No es la primera vez que me pasa algo parecido en mi ciudad natal. Hace diez años, una librería de mi ciudad natal se negó a que se presentara en ella otro libro mío, lo que habría sido muy normal –la mayoría de las librerías de mi ciudad natal se niegan a vender mis libros-, si no fuera porque dicha librería pertenecía a la editorial que me había publicado el libro. ¡Ah, mi ciudad natal! ¡Ninguna otra me ha hecho un honor semejante! ¡Ni mis queridos Blas de Otero y Gabriel Aresti, mis convillanos y maestros, consiguieron arrancarle el privilegio de la damnatio memoriae ni la distinción de poetas malditos, que tanto persiguieron en vida! Sus nombres pueblan hoy el callejero de mi ciudad natal, bautizan con ellos premios edilicios y rotulan institutos de enseñanza media. Espero que sus sombras indignadas no la tomen conmigo, envidiando la unanimidad de mi ciudad natal en la tácita decisión de borrarme.

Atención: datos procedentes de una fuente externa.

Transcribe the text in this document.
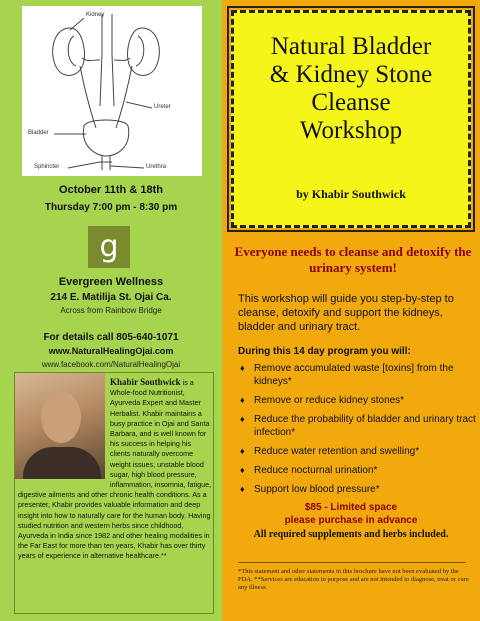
Kidney
Ureter
Bladder
Sphincter	Urethra
October 11th & 18th
Thursday 7:00 pm - 8:30 pm
g
Evergreen Wellness
214 E. Matilija St. Ojai Ca.
Across from Rainbow Bridge
For details call 805-640-1071
www.NaturalHealingOjai.com
www.facebook.com/NaturalHealingOjai
Khabir Southwick is a Whole-food Nutritionist, Ayurveda Expert and Master Herbalist. Khabir maintains a busy practice in Ojai and Santa Barbara, and is well known for his success in helping his clients naturally overcome weight issues, unstable blood sugar, high blood pressure, inflammation, insomnia, fatigue, digestive ailments and other chronic health conditions. As a presenter, Khabir provides valuable information and deep insight into how to naturally care for the human body. Having studied nutrition and western herbs since childhood, Ayurveda in India since 1982 and other healing modalities in the Far East for more than ten years, Khabir has over thirty years of experience in alternative healthcare.**
Natural Bladder
& Kidney Stone
Cleanse
Workshop
by Khabir Southwick
Everyone needs to cleanse and detoxify the urinary system!
This workshop will guide you step-by-step to cleanse, detoxify and support the kidneys, bladder and urinary tract.
During this 14 day program you will:
♦ Remove accumulated waste [toxins] from the kidneys*
♦ Remove or reduce kidney stones*
♦ Reduce the probability of bladder and urinary tract infection*
♦ Reduce water retention and swelling*
♦ Reduce nocturnal urination*
♦ Support low blood pressure*
$85 - Limited space
please purchase in advance
All required supplements and herbs included.
*This statement and other statements in this brochure have not been evaluated by the FDA. **Services are education in purpose and are not intended to diagnose, treat or cure any illness.
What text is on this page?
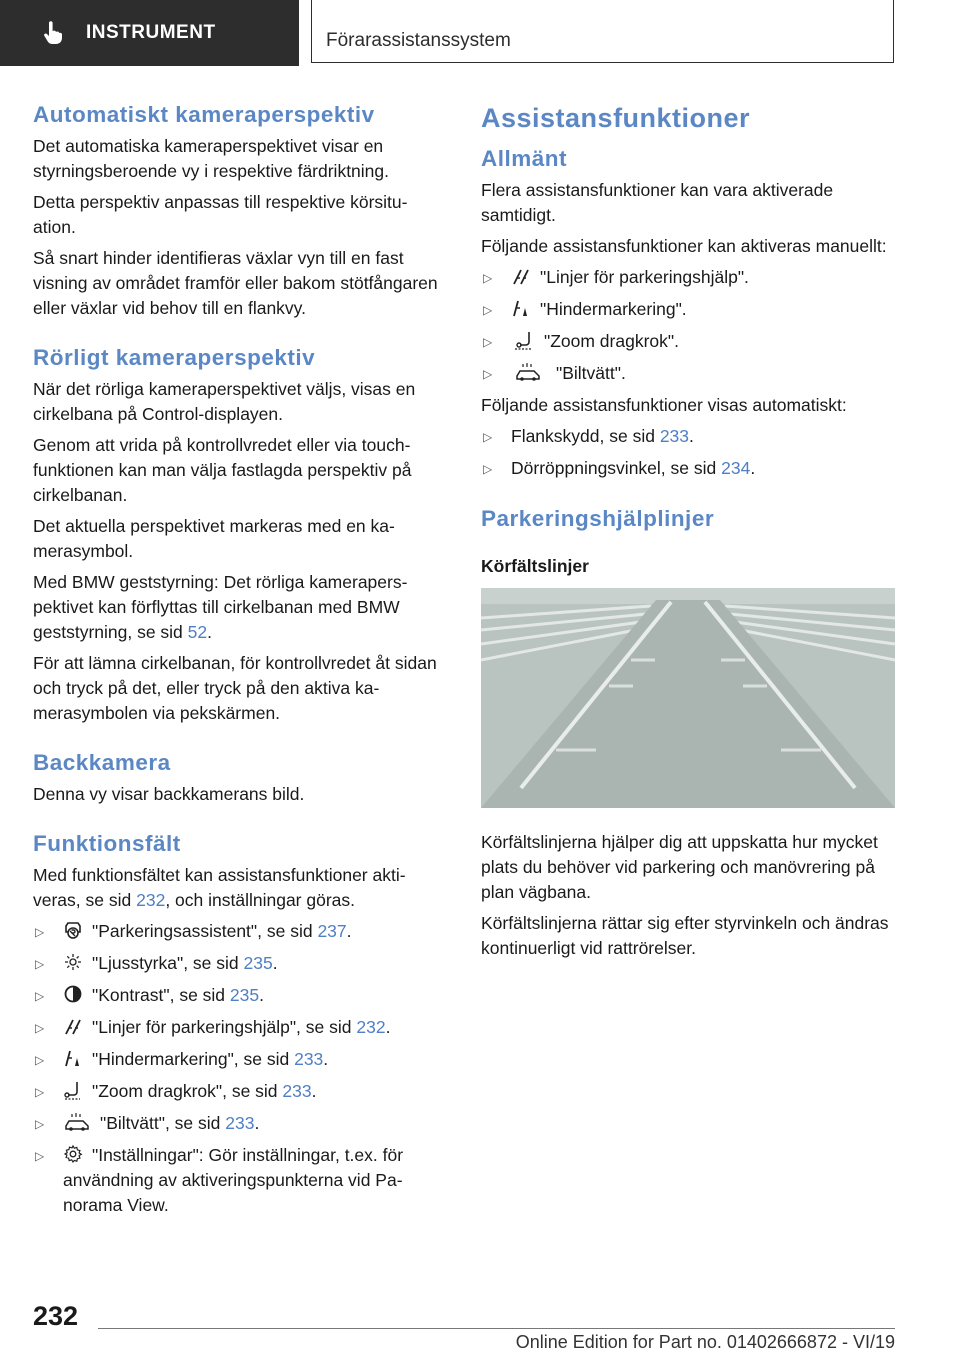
INSTRUMENT	Förarassistanssystem
Automatiskt kameraperspektiv

Det automatiska kameraperspektivet visar en styrningsberoende vy i respektive färdriktning.

Detta perspektiv anpassas till respektive körsituation.

Så snart hinder identifieras växlar vyn till en fast visning av området framför eller bakom stötfångaren eller växlar vid behov till en flankvy.

Rörligt kameraperspektiv

När det rörliga kameraperspektivet väljs, visas en cirkelbana på Control-displayen.

Genom att vrida på kontrollvredet eller via touchfunktionen kan man välja fastlagda perspektiv på cirkelbanan.

Det aktuella perspektivet markeras med en kamerasymbol.

Med BMW geststyrning: Det rörliga kameraperspektivet kan förflyttas till cirkelbanan med BMW geststyrning, se sid 52.

För att lämna cirkelbanan, för kontrollvredet åt sidan och tryck på det, eller tryck på den aktiva kamerasymbolen via pekskärmen.

Backkamera

Denna vy visar backkamerans bild.

Funktionsfält

Med funktionsfältet kan assistansfunktioner aktiveras, se sid 232, och inställningar göras.

▷	"Parkeringsassistent", se sid 237.
▷	"Ljusstyrka", se sid 235.
▷	"Kontrast", se sid 235.
▷	"Linjer för parkeringshjälp", se sid 232.
▷	"Hindermarkering", se sid 233.
▷	"Zoom dragkrok", se sid 233.
▷	"Biltvätt", se sid 233.
▷	"Inställningar": Gör inställningar, t.ex. för användning av aktiveringspunkterna vid Panorama View.
Assistansfunktioner
Allmänt

Flera assistansfunktioner kan vara aktiverade samtidigt.

Följande assistansfunktioner kan aktiveras manuellt:

▷	"Linjer för parkeringshjälp".
▷	"Hindermarkering".
▷	"Zoom dragkrok".
▷	"Biltvätt".

Följande assistansfunktioner visas automatiskt:

▷ Flankskydd, se sid 233.
▷ Dörröppningsvinkel, se sid 234.
Parkeringshjälplinjer
Körfältslinjer

Körfältslinjerna hjälper dig att uppskatta hur mycket plats du behöver vid parkering och manövrering på plan vägbana.

Körfältslinjerna rättar sig efter styrvinkeln och ändras kontinuerligt vid rattrörelser.

232
Online Edition for Part no. 01402666872 - VI/19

Porque no recuerdo haberle dado tantos motivos de disgusto como Gabriel y Blas, iracundos profetas que la denostaron sin piedad, que la pintaron como una sentina de injusticia, de lujuria venal, de hipocresía. A lo sumo, me reí un poco de ella, pero con risa amable e incluso entreverada de ternura, como la del magnífico Manuel Aranaz-Castellanos, el escritor que mejor supo retratarla desde dentro, el gran poeta maldito (en prosa) de mi ciudad natal, que no fue, como yo, un oscuro profesor bajito y resentido, sino un dandi, Agente de Cambio y Bolsa y director del diario más liberal y moderno que tuvo nunca mi ciudad natal: un sportman que introdujo en la villa insalubre, devastada por el cólera y la tisis, la bicicleta y el atletismo obrero. De él dijo Ramiro de Maeztu, en su necrología, que, con su talle cimbreante y su choteo caribeño, destacaba en la murria de mi ciudad natal como una piña tropical en medio de un plato de alubias. ¿Qué recuerda hoy a mi convillano Manolo Aranaz-Castellanos en mi ciudad natal?

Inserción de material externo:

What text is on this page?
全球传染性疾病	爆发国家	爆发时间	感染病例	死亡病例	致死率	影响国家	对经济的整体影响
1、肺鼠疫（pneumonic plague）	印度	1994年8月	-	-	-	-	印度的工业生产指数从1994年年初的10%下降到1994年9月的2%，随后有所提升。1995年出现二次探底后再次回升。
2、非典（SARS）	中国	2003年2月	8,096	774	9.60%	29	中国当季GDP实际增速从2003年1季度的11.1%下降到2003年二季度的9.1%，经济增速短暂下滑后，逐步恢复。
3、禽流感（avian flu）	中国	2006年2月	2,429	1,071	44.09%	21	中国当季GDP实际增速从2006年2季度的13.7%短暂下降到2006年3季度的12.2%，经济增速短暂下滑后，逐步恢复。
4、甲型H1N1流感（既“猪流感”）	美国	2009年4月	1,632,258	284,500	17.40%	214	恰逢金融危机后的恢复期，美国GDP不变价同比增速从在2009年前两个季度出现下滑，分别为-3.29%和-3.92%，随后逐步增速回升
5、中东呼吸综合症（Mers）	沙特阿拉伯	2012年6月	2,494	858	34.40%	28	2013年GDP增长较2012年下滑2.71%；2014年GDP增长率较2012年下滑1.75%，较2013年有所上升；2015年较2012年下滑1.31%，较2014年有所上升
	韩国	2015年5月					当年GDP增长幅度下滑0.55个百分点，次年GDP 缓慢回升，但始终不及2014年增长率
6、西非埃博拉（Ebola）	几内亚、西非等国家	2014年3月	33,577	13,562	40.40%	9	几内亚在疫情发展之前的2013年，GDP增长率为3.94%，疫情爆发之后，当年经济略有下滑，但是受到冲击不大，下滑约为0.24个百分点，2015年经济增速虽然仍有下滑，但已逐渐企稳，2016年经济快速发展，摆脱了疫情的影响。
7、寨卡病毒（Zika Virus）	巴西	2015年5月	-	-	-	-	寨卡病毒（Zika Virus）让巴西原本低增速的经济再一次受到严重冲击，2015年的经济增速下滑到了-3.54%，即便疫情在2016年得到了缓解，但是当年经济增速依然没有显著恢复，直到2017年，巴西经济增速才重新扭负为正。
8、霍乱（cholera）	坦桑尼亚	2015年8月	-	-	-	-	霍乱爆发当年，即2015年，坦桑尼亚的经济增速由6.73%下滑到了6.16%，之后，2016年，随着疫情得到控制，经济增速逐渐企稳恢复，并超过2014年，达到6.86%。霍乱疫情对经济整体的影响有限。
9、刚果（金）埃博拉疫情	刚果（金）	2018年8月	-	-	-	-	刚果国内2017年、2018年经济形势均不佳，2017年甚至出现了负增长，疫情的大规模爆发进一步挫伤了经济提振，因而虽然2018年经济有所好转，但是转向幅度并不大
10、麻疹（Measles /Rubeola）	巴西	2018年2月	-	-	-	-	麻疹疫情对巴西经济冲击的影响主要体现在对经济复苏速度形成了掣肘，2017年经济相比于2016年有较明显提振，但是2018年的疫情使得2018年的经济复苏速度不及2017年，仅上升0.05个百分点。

Nada. Mi ciudad natal no tolera reírse de sí misma. Odia y teme al que le revela sus aspectos ridículos, que casi siempre enternecen, de puro esperpénticos. A mí, por ejemplo, me divierten y me conmueven hasta las lágrimas estos vetos comerciales y mediáticos que me ponen en mi ciudad natal, y que me recuerdan lo que dijo el secretario de Isabel la Católica, el converso Hernando del Pulgar, cuando se enteró de que los vascos habían puesto en vigor unos estatutos de limpieza de sangre que impedían avecindarse en su tierra a los descendientes de judíos: “¡Como si nos estuviéramos muriendo por no poder morar en aquella fertilidad de Ajarafe y abundancia de campiña!” Pues eso: como si mi vida, mi salud y el pan de mis hijos dependieran de vender cuatro libros a los turistas despistados en mi ciudad natal. Como si aquello fuera Nueva York o Peñíscola, donde hay más cosas que ver…¡Pero si ni siquiera tiene mar, contra lo que afirma la propaganda!